We had hoped to stop at Bidford but the only available mooring was outside the pub so we went on. The bridge is long (wide I suppose from our perspective!) and the traffic across it is one-way, controlled by lights.
You can see some smashing properties around here – if they are not completely hidden behind the trees.
We moored below Elsie and Hiram Billington lock (Bidford Grange I think is the old name) for a rather late lunch at 3 o’clock. Quiet, plenty of space and no other boats, although eventually there were four moored above the lock. We took the footpath across the fields and walked into Bidford for some milk. While Dave went to the shop I took Meg over the bridge to get a drink from the river. It’s great for families over that side – a large car park but with access to safe areas for little ones to paddle and play. One small boy solemnly informed me that there was fish wee in the river! Ooh, I said, and is there fish poo too? I hope I didn’t shock the little soul (or upset his parents!)

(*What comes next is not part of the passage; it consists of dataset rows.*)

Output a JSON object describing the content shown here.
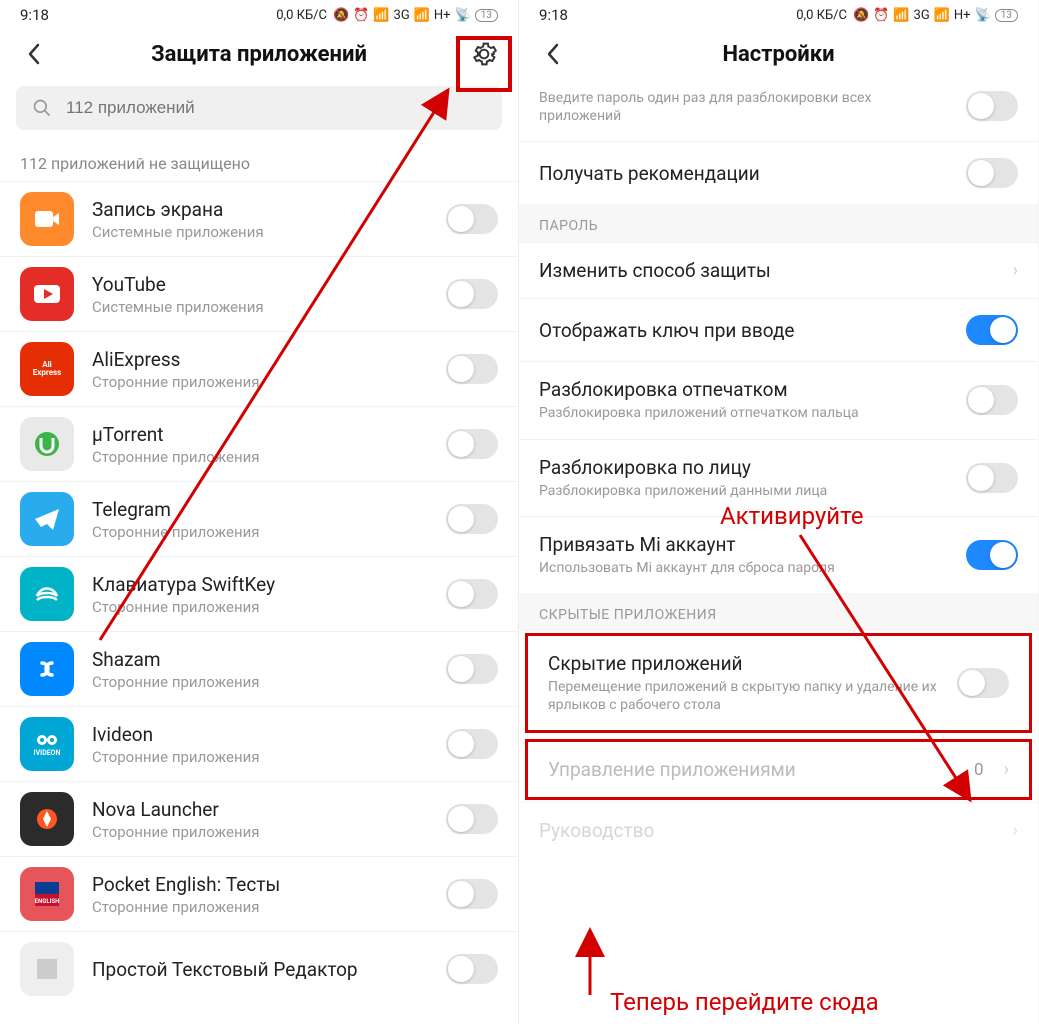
{
  "status": {
    "time": "9:18",
    "speed": "0,0 КБ/С",
    "net1": "3G",
    "net2": "H+",
    "battery": "13"
  },
  "left": {
    "title": "Защита приложений",
    "search_placeholder": "112 приложений",
    "unprotected_label": "112 приложений не защищено",
    "apps": [
      {
        "name": "Запись экрана",
        "sub": "Системные приложения",
        "icon_bg": "#ff8a2b",
        "icon_tag": "camera"
      },
      {
        "name": "YouTube",
        "sub": "Системные приложения",
        "icon_bg": "#e52d27",
        "icon_tag": "youtube"
      },
      {
        "name": "AliExpress",
        "sub": "Сторонние приложения",
        "icon_bg": "#e62e04",
        "icon_tag": "aliexpress"
      },
      {
        "name": "μTorrent",
        "sub": "Сторонние приложения",
        "icon_bg": "#e9e9e9",
        "icon_tag": "utorrent"
      },
      {
        "name": "Telegram",
        "sub": "Сторонние приложения",
        "icon_bg": "#2aabee",
        "icon_tag": "telegram"
      },
      {
        "name": "Клавиатура SwiftKey",
        "sub": "Сторонние приложения",
        "icon_bg": "#00b3c7",
        "icon_tag": "swiftkey"
      },
      {
        "name": "Shazam",
        "sub": "Сторонние приложения",
        "icon_bg": "#0088ff",
        "icon_tag": "shazam"
      },
      {
        "name": "Ivideon",
        "sub": "Сторонние приложения",
        "icon_bg": "#00a6d6",
        "icon_tag": "ivideon"
      },
      {
        "name": "Nova Launcher",
        "sub": "Сторонние приложения",
        "icon_bg": "#2b2b2b",
        "icon_tag": "nova"
      },
      {
        "name": "Pocket English: Тесты",
        "sub": "Сторонние приложения",
        "icon_bg": "#e5555a",
        "icon_tag": "pocket"
      },
      {
        "name": "Простой Текстовый Редактор",
        "sub": "",
        "icon_bg": "#eee",
        "icon_tag": "text"
      }
    ]
  },
  "right": {
    "title": "Настройки",
    "truncated_sub": "Введите пароль один раз для разблокировки всех приложений",
    "recommendations": "Получать рекомендации",
    "section_password": "ПАРОЛЬ",
    "change_method": "Изменить способ защиты",
    "show_key": "Отображать ключ при вводе",
    "fingerprint_title": "Разблокировка отпечатком",
    "fingerprint_sub": "Разблокировка приложений отпечатком пальца",
    "face_title": "Разблокировка по лицу",
    "face_sub": "Разблокировка приложений данными лица",
    "mi_title": "Привязать Mi аккаунт",
    "mi_sub": "Использовать Mi аккаунт для сброса пароля",
    "section_hidden": "СКРЫТЫЕ ПРИЛОЖЕНИЯ",
    "hide_title": "Скрытие приложений",
    "hide_sub": "Перемещение приложений в скрытую папку и удаление их ярлыков с рабочего стола",
    "manage_title": "Управление приложениями",
    "manage_value": "0",
    "guide": "Руководство"
  },
  "annotations": {
    "activate": "Активируйте",
    "goto": "Теперь перейдите сюда"
  }
}
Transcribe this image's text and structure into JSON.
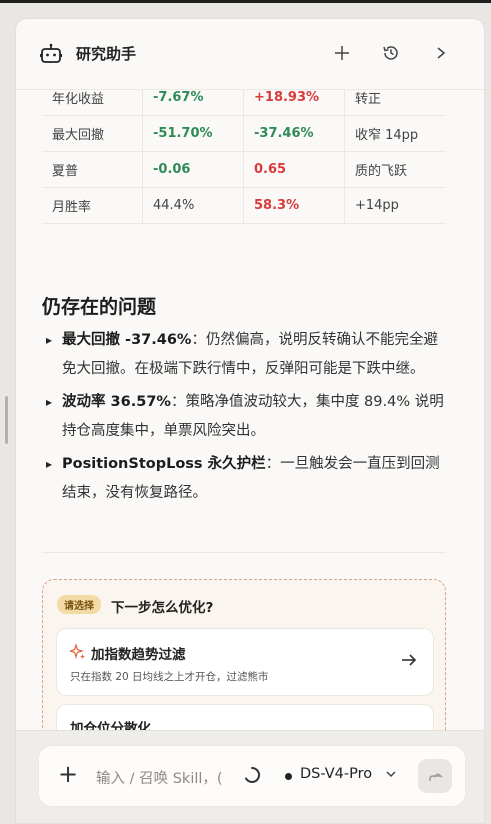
{
  "header": {
    "title": "研究助手"
  },
  "metrics_table": {
    "rows": [
      {
        "label": "年化收益",
        "v1": "-7.67%",
        "v2": "+18.93%",
        "note": "转正"
      },
      {
        "label": "最大回撤",
        "v1": "-51.70%",
        "v2": "-37.46%",
        "note": "收窄 14pp"
      },
      {
        "label": "夏普",
        "v1": "-0.06",
        "v2": "0.65",
        "note": "质的飞跃"
      },
      {
        "label": "月胜率",
        "v1": "44.4%",
        "v2": "58.3%",
        "note": "+14pp"
      }
    ]
  },
  "issues": {
    "title": "仍存在的问题",
    "items": [
      {
        "bold": "最大回撤 -37.46%",
        "text": "：仍然偏高，说明反转确认不能完全避免大回撤。在极端下跌行情中，反弹阳可能是下跌中继。"
      },
      {
        "bold": "波动率 36.57%",
        "text": "：策略净值波动较大，集中度 89.4% 说明持仓高度集中，单票风险突出。"
      },
      {
        "bold": "PositionStopLoss 永久护栏",
        "text": "：一旦触发会一直压到回测结束，没有恢复路径。"
      }
    ]
  },
  "choice": {
    "badge": "请选择",
    "title": "下一步怎么优化?",
    "options": [
      {
        "title": "加指数趋势过滤",
        "desc": "只在指数 20 日均线之上才开仓，过滤熊市",
        "icon": "sparkle-icon"
      },
      {
        "title": "加仓位分散化",
        "desc": ""
      }
    ]
  },
  "composer": {
    "placeholder": "输入 / 召唤 Skill，(",
    "model": "DS-V4-Pro"
  },
  "colors": {
    "positive": "#2e8b57",
    "negative": "#d63c3c",
    "accent_border": "#e0a085"
  }
}
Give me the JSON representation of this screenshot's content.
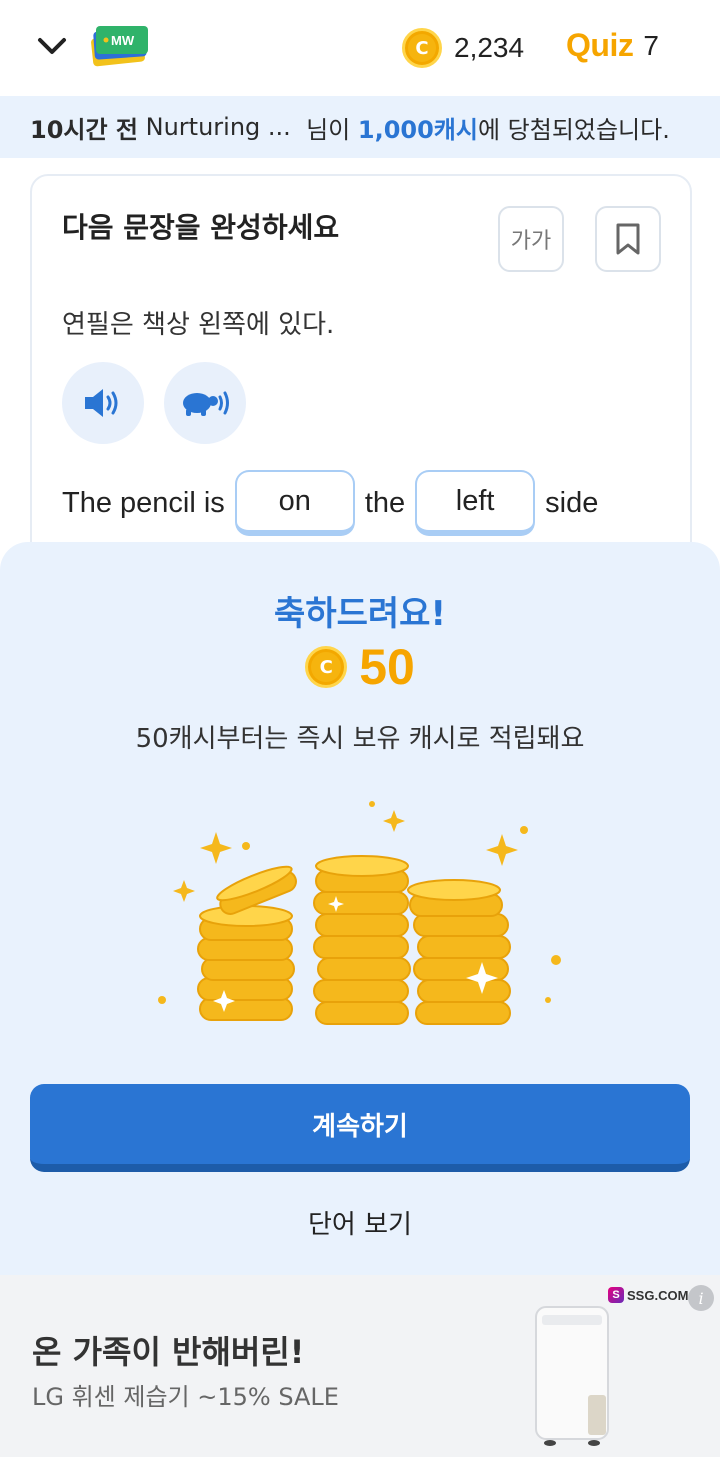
{
  "header": {
    "logo_text": "MW",
    "coin_count": "2,234",
    "quiz_label": "Quiz",
    "quiz_count": "7"
  },
  "ticker": {
    "time": "10시간 전",
    "user": "Nurturing ...",
    "mid": "님이",
    "amount": "1,000캐시",
    "tail": "에 당첨되었습니다."
  },
  "question": {
    "title": "다음 문장을 완성하세요",
    "font_size_label": "가가",
    "sentence_ko": "연필은 책상 왼쪽에 있다.",
    "sentence_en_parts": [
      "The pencil is",
      "the",
      "side"
    ],
    "answers": [
      "on",
      "left"
    ]
  },
  "reward": {
    "title": "축하드려요!",
    "amount": "50",
    "description": "50캐시부터는 즉시 보유 캐시로 적립돼요",
    "continue_label": "계속하기",
    "view_words_label": "단어 보기"
  },
  "ad": {
    "title": "온 가족이 반해버린!",
    "subtitle": "LG 휘센 제습기 ~15% SALE",
    "brand": "SSG.COM",
    "info": "i"
  },
  "colors": {
    "accent": "#2a75d3",
    "gold": "#f6a500",
    "sheet_bg": "#e9f2fd"
  }
}
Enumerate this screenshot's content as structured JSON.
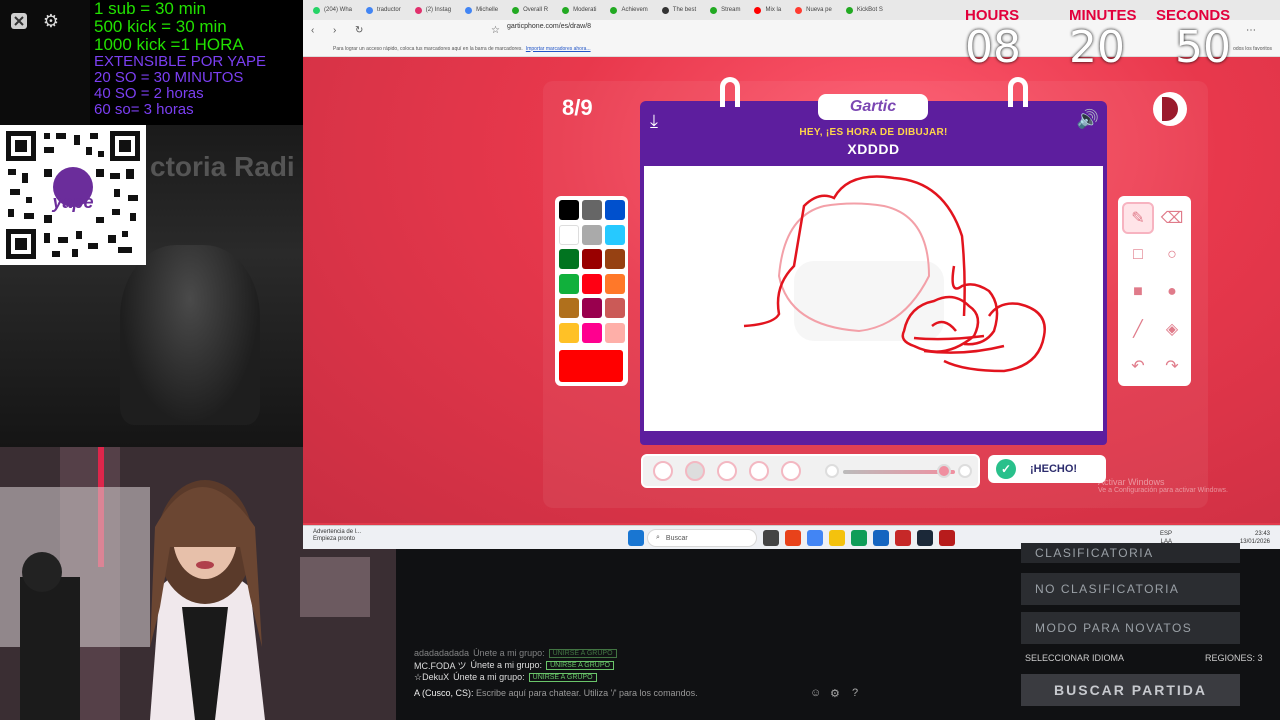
{
  "overlay": {
    "sub_lines_green": [
      "1 sub = 30 min",
      "500 kick = 30 min",
      "1000 kick =1 HORA"
    ],
    "sub_lines_purple": [
      "EXTENSIBLE POR   YAPE",
      "20 SO = 30 MINUTOS",
      "40 SO = 2 horas",
      "60 so= 3 horas"
    ],
    "qr_brand": "yape",
    "bg_text": "ctoria Radi"
  },
  "timer": {
    "hours_label": "HOURS",
    "minutes_label": "MINUTES",
    "seconds_label": "SECONDS",
    "hours": "08",
    "minutes": "20",
    "seconds": "50"
  },
  "browser": {
    "tabs": [
      {
        "label": "(204) Wha",
        "color": "#25d366"
      },
      {
        "label": "traductor",
        "color": "#4285f4"
      },
      {
        "label": "(2) Instag",
        "color": "#e1306c"
      },
      {
        "label": "Michelle",
        "color": "#4285f4"
      },
      {
        "label": "Overall R",
        "color": "#22aa22"
      },
      {
        "label": "Moderati",
        "color": "#22aa22"
      },
      {
        "label": "Achievem",
        "color": "#22aa22"
      },
      {
        "label": "The best",
        "color": "#333333"
      },
      {
        "label": "Stream",
        "color": "#22aa22"
      },
      {
        "label": "Mix la",
        "color": "#ff0000"
      },
      {
        "label": "Nueva pe",
        "color": "#ff3b30"
      },
      {
        "label": "KickBot S",
        "color": "#22aa22"
      }
    ],
    "url": "garticphone.com/es/draw/8",
    "bookmarks_text": "Para lograr un acceso rápido, coloca tus marcadores aquí en la barra de marcadores.",
    "bookmarks_link": "Importar marcadores ahora...",
    "other_favorites": "odos los favoritos"
  },
  "game": {
    "round": "8/9",
    "logo": "Gartic",
    "prompt": "HEY, ¡ES HORA DE DIBUJAR!",
    "word": "XDDDD",
    "done_label": "¡HECHO!",
    "activate_title": "Activar Windows",
    "activate_sub": "Ve a Configuración para activar Windows.",
    "palette": [
      "#000000",
      "#666666",
      "#0050cd",
      "#ffffff",
      "#aaaaaa",
      "#26c9ff",
      "#017420",
      "#990000",
      "#964112",
      "#11b03c",
      "#ff0013",
      "#ff7829",
      "#b0701c",
      "#99004e",
      "#cb5a57",
      "#ffc126",
      "#ff008f",
      "#feafa8"
    ],
    "current_color": "#ff0000",
    "tools": [
      "pencil-icon",
      "eraser-icon",
      "rect-outline-icon",
      "circle-outline-icon",
      "rect-fill-icon",
      "circle-fill-icon",
      "line-icon",
      "fill-bucket-icon",
      "undo-icon",
      "redo-icon"
    ]
  },
  "taskbar": {
    "note_title": "Advertencia de l...",
    "note_sub": "Empieza pronto",
    "search_placeholder": "Buscar",
    "lang1": "ESP",
    "lang2": "LAA",
    "time": "23:43",
    "date": "13/01/2026"
  },
  "lobby": {
    "btn_clasificatoria": "CLASIFICATORIA",
    "btn_no_clasificatoria": "NO CLASIFICATORIA",
    "btn_novatos": "MODO PARA NOVATOS",
    "idioma": "SELECCIONAR IDIOMA",
    "regiones": "REGIONES: 3",
    "buscar": "BUSCAR PARTIDA",
    "chat": [
      {
        "user": "adadadadada",
        "msg": "Únete a mi grupo:"
      },
      {
        "user": "MC.FODA ツ",
        "msg": "Únete a mi grupo:"
      },
      {
        "user": "☆DekuX",
        "msg": "Únete a mi grupo:"
      }
    ],
    "group_btn": "UNIRSE A GRUPO",
    "chat_prefix": "A (Cusco, CS):",
    "chat_placeholder": "Escribe aquí para chatear. Utiliza '/' para los comandos."
  }
}
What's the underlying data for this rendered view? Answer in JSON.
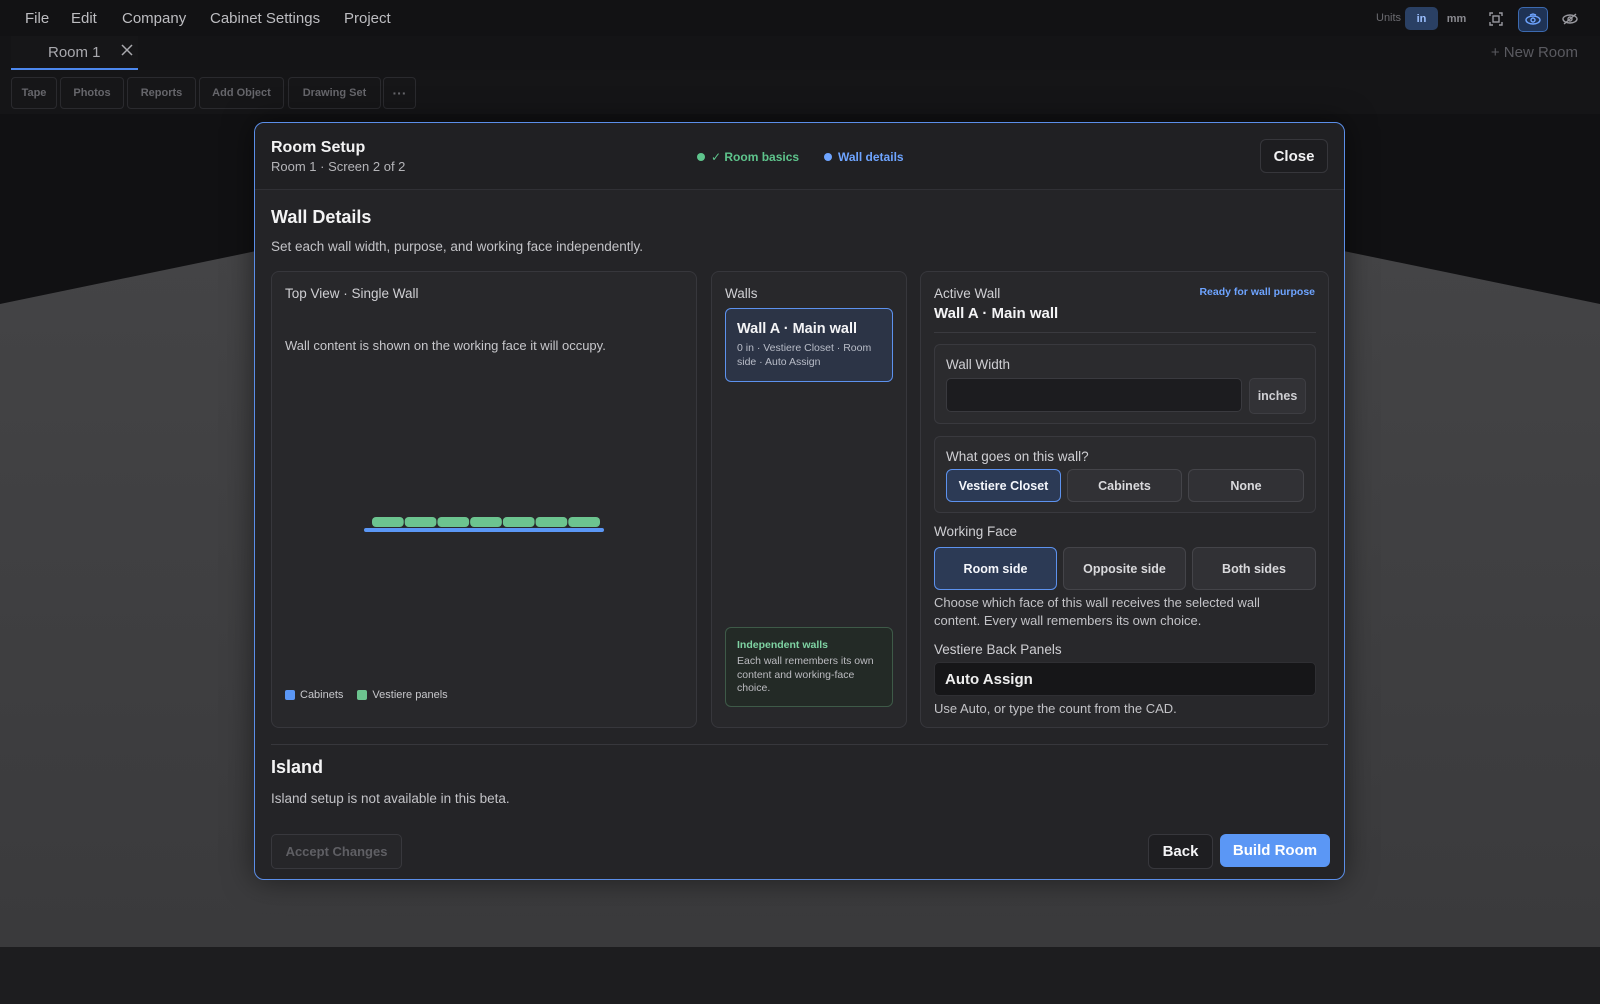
{
  "menu": {
    "items": [
      "File",
      "Edit",
      "Company",
      "Cabinet Settings",
      "Project"
    ]
  },
  "units": {
    "label": "Units",
    "options": [
      "in",
      "mm"
    ],
    "selected": "in"
  },
  "tabs": {
    "room_tab": "Room 1",
    "new_room": "+ New Room"
  },
  "toolbar": {
    "buttons": [
      "Tape",
      "Photos",
      "Reports",
      "Add Object",
      "Drawing Set"
    ],
    "more": "···"
  },
  "modal": {
    "title": "Room Setup",
    "subtitle": "Room 1 · Screen 2 of 2",
    "steps": [
      {
        "label": "✓ Room basics",
        "color": "#5ec48c"
      },
      {
        "label": "Wall details",
        "color": "#6ea4ff"
      }
    ],
    "close": "Close",
    "wall_details": {
      "title": "Wall Details",
      "description": "Set each wall width, purpose, and working face independently."
    },
    "top_view": {
      "title": "Top View · Single Wall",
      "description": "Wall content is shown on the working face it will occupy.",
      "panel_count": 7,
      "legend": [
        {
          "label": "Cabinets",
          "color": "#5b97f5"
        },
        {
          "label": "Vestiere panels",
          "color": "#6cc48f"
        }
      ]
    },
    "walls": {
      "title": "Walls",
      "card": {
        "title": "Wall A · Main wall",
        "meta": "0 in · Vestiere Closet · Room side · Auto Assign"
      },
      "note": {
        "title": "Independent walls",
        "body": "Each wall remembers its own content and working-face choice."
      }
    },
    "active_wall": {
      "label": "Active Wall",
      "name": "Wall A · Main wall",
      "badge": "Ready for wall purpose",
      "width_label": "Wall Width",
      "width_value": "",
      "width_unit": "inches",
      "purpose_label": "What goes on this wall?",
      "purpose_options": [
        "Vestiere Closet",
        "Cabinets",
        "None"
      ],
      "purpose_selected": 0,
      "face_label": "Working Face",
      "face_options": [
        "Room side",
        "Opposite side",
        "Both sides"
      ],
      "face_selected": 0,
      "face_help": "Choose which face of this wall receives the selected wall content. Every wall remembers its own choice.",
      "panels_label": "Vestiere Back Panels",
      "panels_value": "Auto Assign",
      "panels_help": "Use Auto, or type the count from the CAD."
    },
    "island": {
      "title": "Island",
      "description": "Island setup is not available in this beta."
    },
    "footer": {
      "accept": "Accept Changes",
      "back": "Back",
      "build": "Build Room"
    }
  }
}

Back at the boat, we watched two teenagers swimming and floating about. They had climbed down from the far side of the weir, where there is a footpath, before we went for our walk. The river was not particularly deep – about chest height - or fast-flowing, even by the weir, and it seemed quite safe. The bottom apparently was gritty but weedy.
Once they had gone, Dave got his fishing tackle out and spent a pleasant hour or two catching small roach.